Core Concepts
The authors introduce ProbCT, a learning-based model for 3D cloud recovery, addressing the uncertainty in climate prediction related to shallow scattered clouds. ProbCT infers the posterior probability distribution of the extinction coefficient per 3D location, providing valuable statistics and real-time inference.
Abstract
The study focuses on developing a learning-based model, ProbCT, to recover 3D cloud structures and address uncertainties in climate predictions related to shallow scattered clouds. By leveraging machine learning and remote sensing technologies, the authors demonstrate the importance of accurate 3D cloud recovery for climate analysis.

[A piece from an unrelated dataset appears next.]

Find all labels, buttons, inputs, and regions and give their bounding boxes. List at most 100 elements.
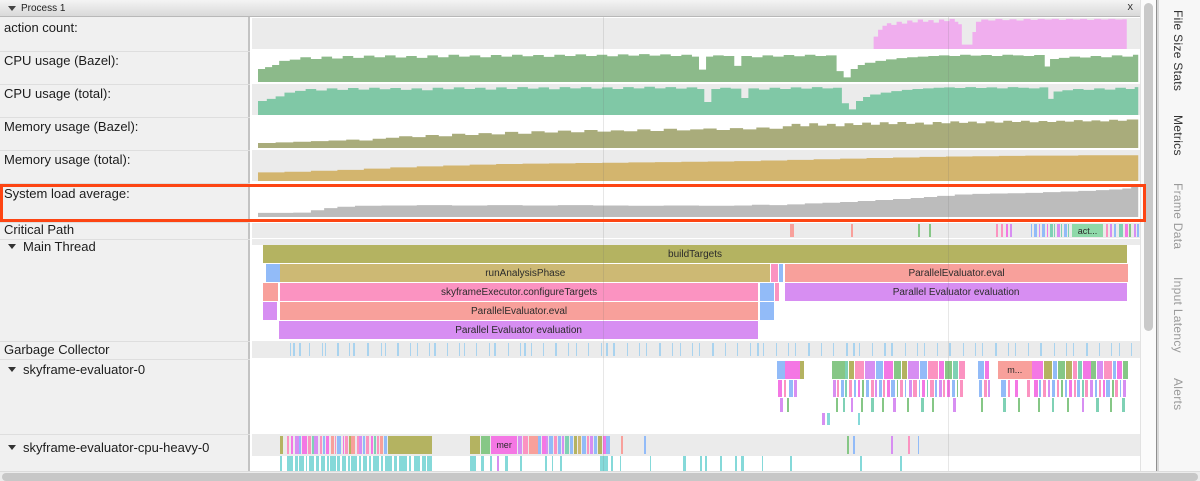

The research highlights the challenges posed by shallow scattered clouds in climate prediction and emphasizes the significance of understanding their 3D volumetric properties. Through simulations and real-world data analysis, ProbCT showcases its ability to estimate extinction coefficients and quantify uncertainties in cloud structures.
ProbCT's supervised training using labeled databases and self-supervised learning with real-world images enhance its performance in handling out-of-distribution scenarios. The study provides insights into how ProbCT can improve precipitation forecasts, renewable energy predictions, and adiabatic fraction estimations based on recovered 3D cloud structures.
Stats
"ProbCT infers – for the first time – the posterior probability distribution of the heterogeneous extinction coefficient, per 3D location."
"ProbCT undergoes supervised training by a new labeled multi-class database of physics-based volumetric fields of clouds."
Quotes
"The advent of nano-satellites lowers costs sufficiently to make it feasible to create constellations of many satellites."
"ProbCT outperforms an existing physics-based solver for both ID and OOD tests across all datasets."